Я описал в точности все, что я делал и говорил, но опустил то, что чувствовал, – сердцебиение, перехваченное дыхание, – и вижу, что представил себя слишком спокойным, решительным, высоконравственным и героическим. Поэтому добавлю, что на полпути между «Империалом» и «Викторией» мне пришлось остановиться из-за внезапного приступа тошноты – к счастью, поблизости никого не было, – на лице выступил холодный пот, поток желчи устремился вверх, в глотку, и я изверг в сточную канаву богатое гостеприимство Лили Фэррис и Отто Мергена.

До конца поездки оставалось еще много недель, но я больше ни разу не разговаривал ни с одним из них. А они на меня даже не смотрели.

5

В четверг утром на той же неделе в Баррингтоне я сидел над остатками своего завтрака, пускал клубы дыма в «Манчестер гардиан» и пытался, уже не в первый раз, вызвать в себе какой-то интерес к биллю Асквита о гомруле и к проблеме Ольстера, как вдруг в комнату вошел полицейский.

– Вы кто? – спросил он.

– Что вы имеете в виду?

Он достал записную книжку.

– Вас здесь трое, так? Оллантон, Мейпс, Хернкасл. Так вы кто?

– Я Хернкасл. А Оллантон и Мейпс, наверное, еще спят. А что? В чем нас подозревают?

– Это вы скоро узнаете. Старший полицейский офицер Хилл хочет видеть вас ровно в половине двенадцатого на сцене «Дворца Варьете». Мне подняться наверх к тем двоим, или вы им скажете?

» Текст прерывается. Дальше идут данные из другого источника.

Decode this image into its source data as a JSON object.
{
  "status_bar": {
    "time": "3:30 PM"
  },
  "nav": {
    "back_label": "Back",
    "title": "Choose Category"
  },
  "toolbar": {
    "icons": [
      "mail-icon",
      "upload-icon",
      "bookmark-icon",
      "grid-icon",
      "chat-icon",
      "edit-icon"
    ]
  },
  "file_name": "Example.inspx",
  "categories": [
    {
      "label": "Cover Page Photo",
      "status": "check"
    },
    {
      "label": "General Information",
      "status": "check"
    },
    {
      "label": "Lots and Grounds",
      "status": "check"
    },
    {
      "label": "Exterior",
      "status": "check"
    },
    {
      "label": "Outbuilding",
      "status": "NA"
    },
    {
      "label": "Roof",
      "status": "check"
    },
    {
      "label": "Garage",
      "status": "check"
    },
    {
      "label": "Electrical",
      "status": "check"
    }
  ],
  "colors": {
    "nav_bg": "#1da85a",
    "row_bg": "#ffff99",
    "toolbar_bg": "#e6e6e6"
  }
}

– Я скажу. Правильно ли я запомнил? – Я повторил распоряжение. – Только не думаю, что мистер Оллантон пожелает явиться, если не узнает причину.

– Нами обнаружено мертвое тело, – сказал полицейский. – Вам все расскажут. – И он вышел.

Дядя Ник брился. Наблюдать за ним во время бритья было одно удовольствие: его немецкая опасная бритва всегда была изумительно отточена, и он водил ею по коже словно перышком. Каждый раз, когда мне случалось видеть его за этим занятием, я напоминал себе, что никогда не был в ладу с холодным оружием и что куда благоразумнее придерживаться безопасной бритвы.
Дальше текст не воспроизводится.